Q - Funny, how that's a site for apologetics. Interesting how a majority of the sites regarding comparisons between Mithras and Christ were apologetics as well, including mine... Iaison - http://www.gnmagazine.org/issues/gn43/bornchristmas.htm I will concede that there are no scriptural documentations B.C.E concerning Mithraic rituals, primarily because it was a Mystery Religion, which meant that rituals and such were kept secret except to members and were most likely transmitted orally. Somehow, I've never heard of the Mithras-Christ connection until now, though you must be older, since you remember it being brought up in previous years.

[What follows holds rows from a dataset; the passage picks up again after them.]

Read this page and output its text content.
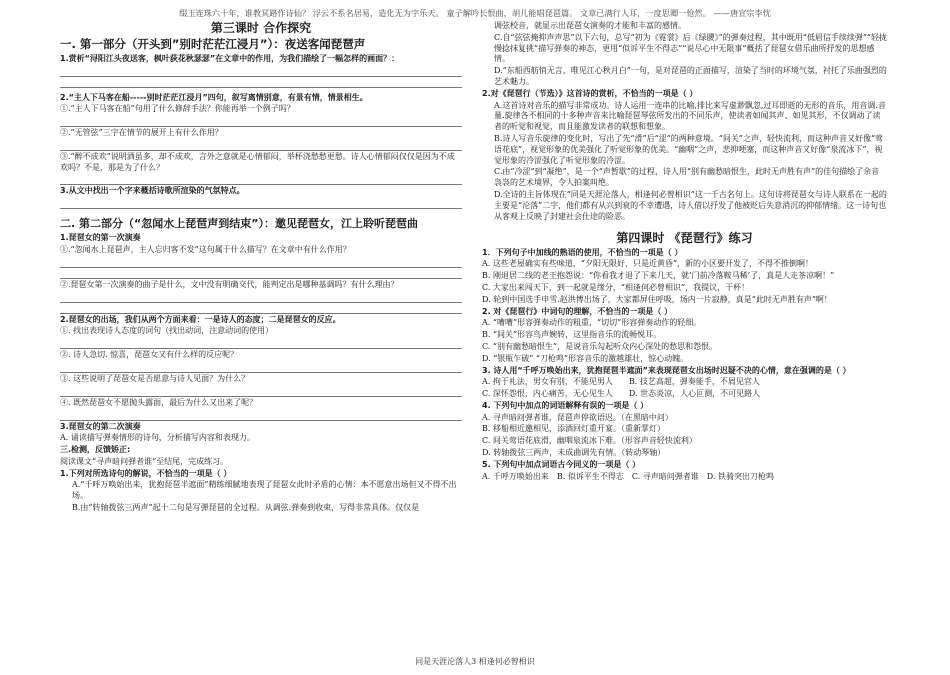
缀玉连珠六十年，谁教冥路作诗仙？ 浮云不系名居易，造化无为字乐天。 童子解吟长恨曲，胡儿能唱琵琶篇。 文章已满行人耳，一度思卿一怆然。 ——唐宣宗李忱
第三课时 合作探究
一. 第一部分（开头到”别时茫茫江浸月”）：夜送客闻琵琶声
1.赏析“浔阳江头夜送客，枫叶荻花秋瑟瑟”在文章中的作用，为我们描绘了一幅怎样的画面？：
2.“主人下马客在船-----别时茫茫江浸月”四句，叙写离情别意，有景有情，情景相生。
①.“主人下马客在船”句用了什么修辞手法？你能再举一个例子吗？
②.“无管弦”三字在情节的展开上有什么作用？
③.“醉不成欢”说明酒虽多，却不成欢，言外之意就是心情郁闷，举杯浇愁愁更愁。诗人心情郁闷仅仅是因为不成欢吗？不是，那是为了什么？
3.从文中找出一个字来概括诗歌所渲染的气氛特点。
二. 第二部分（“忽闻水上琵琶声到结束”）：邀见琵琶女，江上聆听琵琶曲
1.琵琶女的第一次演奏
①.“忽闻水上琵琶声，主人忘归客不发”这句属于什么描写？在文章中有什么作用？
②.琵琶女第一次演奏的曲子是什么，文中没有明确交代，能判定出是哪种基调吗？有什么理由？
2.琵琶女的出场，我们从两个方面来看：一是诗人的态度；二是琵琶女的反应。
①. 找出表现诗人态度的词句（找出动词，注意动词的使用）
②. 诗人急切. 惊喜，琵琶女又有什么样的反应呢？
③. 这些说明了琵琶女是否愿意与诗人见面？为什么？
④. 既然琵琶女不愿抛头露面，最后为什么又出来了呢？
3.琵琶女的第二次演奏
A. 诵读描写弹奏情形的诗句，分析描写内容和表现力。
三.检测，反馈矫正:
阅读课文“寻声暗问弹者谁”至结尾，完成练习。
1.下列对所选诗句的解说，不恰当的一项是（ ）
A.“千呼万唤始出来，犹抱琵琶半遮面”精练细腻地表现了琵琶女此时矛盾的心情：本不愿意出场但又不得不出场。
B.由“转轴拨弦三两声”起十二句是写弹琵琶的全过程。从调弦.弹奏到收束，写得非常具体。仅仅是
调弦校音，就显示出琵琶女演奏的才能和丰富的感情。
C.自“弦弦掩抑声声思”以下六句，总写“初为《霓裳》后《绿腰》”的弹奏过程，其中既用“低眉信手续续弹”“轻拢慢捻抹复挑”描写弹奏的神态，更用“似诉平生不得志”“说尽心中无限事”概括了琵琶女借乐曲所抒发的思想感情。
D.“东船西舫悄无言，唯见江心秋月白”一句，是对琵琶的正面描写，渲染了当时的环境气氛，衬托了乐曲强烈的艺术魅力。
2.对《琵琶行（节选）》这首诗的赏析，不恰当的一项是（ ）
A.这首诗对音乐的描写非常成功。诗人运用一连串的比喻,排比来写虚渺飘忽,过耳即逝的无形的音乐，用音调.音量.旋律各不相同的十多种声音来比喻琵琶琴弦所发出的不同乐声，使读者如闻其声、如见其形，不仅调动了读者的听觉和视觉，而且能激发读者的联想和想象。
B.诗人写音乐旋律的变化时，写出了先“滑”后“涩”的两种意境。“间关”之声，轻快流利，而这种声音又好像“莺语花底”，视觉形象的优美强化了听觉形象的优美。“幽咽”之声，悲抑哽塞，而这种声音又好像“泉流冰下”，视觉形象的冷涩强化了听觉形象的冷涩。
C.由“冷涩”到“凝绝”，是一个“声暂歇”的过程，诗人用“别有幽愁暗恨生，此时无声胜有声”的佳句描绘了余音袅袅的艺术境界，令人拍案叫绝。
D.全诗的主旨体现在“同是天涯沦落人，相逢何必曾相识”这一千古名句上。这句诗将琵琶女与诗人联系在一起的主要是“沦落”二字，他们都有从兴到衰的不幸遭遇，诗人借以抒发了他被贬后失意消沉的抑郁情绪。这一诗句也从客观上反映了封建社会仕途的险恶。
第四课时 《琵琶行》练习
1．下列句子中加线的熟语的使用，不恰当的一项是（ ）
A. 这些老屋确实有些味道，“夕阳无限好，只是近黄昏”，新的小区要开发了，不得不推倒啊！
B. 刚退居二线的老王抱怨说：“你看我才退了下来几天，就‘门前冷落鞍马稀’了，真是人走茶凉啊！”
C. 大家出来闯天下，到一起就是缘分，“相逢何必曾相识”，我提议，干杯！
D. 轮到中国选手申雪.赵洪博出场了，大家都屏住呼吸，场内一片寂静，真是“此时无声胜有声”啊！
2. 对《琵琶行》中词句的理解，不恰当的一项是（ ）
A. “嘈嘈”形容弹奏动作的粗重，“切切”形容弹奏动作的轻细。
B. “间关”形容鸟声婉转，这里指音乐的流畅悦耳。
C. “别有幽愁暗恨生”，是说音乐勾起听众内心深处的愁思和怨恨。
D. “银瓶乍破” “刀枪鸣”形容音乐的激越雄壮，惊心动魄。
3. 诗人用“千呼万唤始出来，犹抱琵琶半遮面”来表现琵琶女出场时迟疑不决的心情，意在强调的是（ ）
A. 拘于礼法，男女有别，不能见男人　　B. 技艺高超，弹奏能手，不屑见官人
C. 深怀怨恨，内心痛苦，无心见生人　　D. 世态炎凉，人心叵测，不可见路人
4. 下列句中加点的词语解释有误的一项是（ ）
A. 寻声暗问弹者谁，琵琶声停欲语迟。（在黑暗中问）
B. 移船相近邀相见，添酒回灯重开宴。（重新掌灯）
C. 间关莺语花底滑，幽咽泉流冰下难。（形容声音轻快流利）
D. 转轴拨弦三两声，未成曲调先有情。（转动琴轴）
5. 下列句中加点词语古今同义的一项是（ ）
A. 千呼万唤始出来　B. 似诉平生不得志　C. 寻声暗问弹者谁　D. 铁骑突出刀枪鸣
同是天涯沦落人3 相逢何必曾相识
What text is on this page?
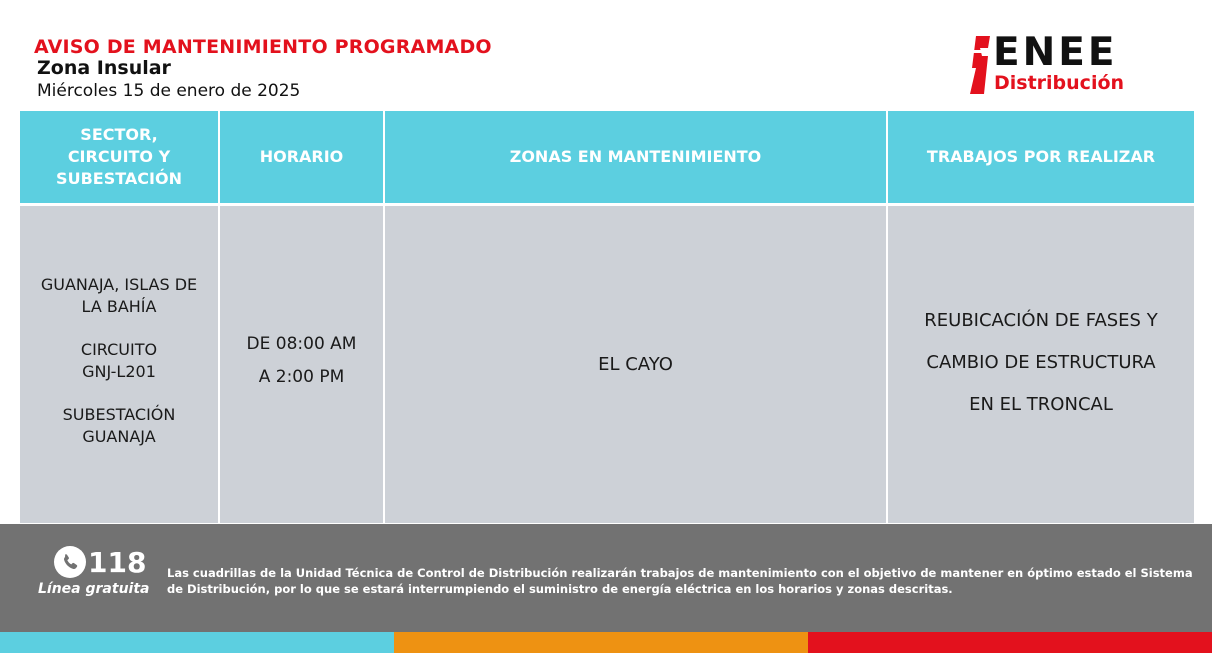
AVISO DE MANTENIMIENTO PROGRAMADO
Zona Insular
Miércoles 15 de enero de 2025
ENEE
Distribución
SECTOR, CIRCUITO Y SUBESTACIÓN

GUANAJA, ISLAS DE LA BAHÍA

CIRCUITO GNJ-L201

SUBESTACIÓN GUANAJA

HORARIO
DE 08:00 AM
A 2:00 PM
ZONAS EN MANTENIMIENTO
EL CAYO
TRABAJOS POR REALIZAR
REUBICACIÓN DE FASES Y
CAMBIO DE ESTRUCTURA
EN EL TRONCAL
118
Línea gratuita
Las cuadrillas de la Unidad Técnica de Control de Distribución realizarán trabajos de mantenimiento con el objetivo de mantener en óptimo estado el Sistema de Distribución, por lo que se estará interrumpiendo el suministro de energía eléctrica en los horarios y zonas descritas.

I said in 3 lines what was said in your entire article.Please Register or Log in to view the hidden image!
I thought you didn't read it, that's why I posted the wiki link instead of the same thing from your article.Please Register or Log in to view the hidden image!
Actually the Romans shrouded their practice of Mithraism in mystery and the cult was largely underground, still it appears that they borrowed the Christian concepts and incorporated them into their pagan gods, rather than the other way around. The earliest material evidence for Roman Mithraism dates from around 80 AD though the practice is suspected to have originated around 1 AD. And it wasn't until Franz Cumont published his work Texts and Illustrated Monuments Relating to the Mysteries of Mithra in 1894 that the practices of Mithraism were revealed to the world.
SamCDKey: The encorporation of Christian symbolism would be discreditted by the antiquity of the non-Roman cults of Mithra. Moreover, Christianity as a cult was not very popular in the first century. It was not until the 2nd and 3rd when Christianity would have inflitrated the military society enough to warrant a military cult having developed.
Mithra appears in the Vedas and in the Avesta. These books predate Roman civilization by 1,500 years at least, if not more ancient.
I never claimed that the myths of Mithra did not develop throughout their time. Indeed, practically every Indo-European deity sees such a development, specifically when one considers that the Hindu, Persian, Greco-Roman, Celtic, and Germanic pantheons are descended from one religion. However, the fact that there is a connection with the Mithra of the Persians is undoubted. That is to say, whereas we might have seen a significant revolution of the concepts considered part of Mithra worship, we nonetheless have a connection, albeit somewhat disconnected, with the Persian myth. Moreover, I'd strongly suggest referencing Q's link, considering the referencing of "care bears" and "pokemon" in it. If nothing else, it is a very unconvincing article due to such things as the above.
Present day scholars of Mithraism do not believe there is a connection Huh? Where did you get those references?
http://en.wikipedia.org/wiki/Mithra - Presents a good representation of the Mithra cult in Indo-Iranian conceptions. http://en.wikipedia.org/wiki/Mithraism#Similarities_to_Christianity - The words of Justin Martyr and Tertullian are telling.
Ayodhya: The religion no longer exists, but it is called Proto-Indo-European Religion. http://en.wikipedia.org/wiki/Proto-Indo-European_religion SamCDKey: Might you cite some sources aside from this Christian website that Q pointed to? I'd be intrigued to read any you have off hand. http://tektonics.org/copycat/mithra.html "The first remaining record of a god named Mithra appears as a deity invoked in a treaty dated 1400 BC [Hinn.MS, ix]; thereafter he is one of several Indo-Iranian gods, and he is known for giving orders, assembling people, and marshalling them -- perhaps with some militaristic overtones. He also appears as one who represents the concept of fidelity -- one of many such abstractions and personifications of virtues in the ancient East, such as Bhaga the god of sharing and Aryaman the god of hospitality (think of them as divine-level Care Bears, if you will" "Think of how popular Pokemon is these days, and then think of the church as the one doing the Digimon ripoff -- although one can't really bellow about borrowing in this case, for this happened in an age when art usually was imitative -- it was a sort of one-upsmanship designed as a competition, and the church was not the only one doing it. Furthermore, it didn't involve an exchange or theft of ideology."
Justin Martyr and Tertullian are not Cumont, SamCDKey. These are Church Fathers which admit of striking similarities between pagan and Christian conceptions, which are exactly the things being charged by supporters of pagan sycreticism in the Early Church.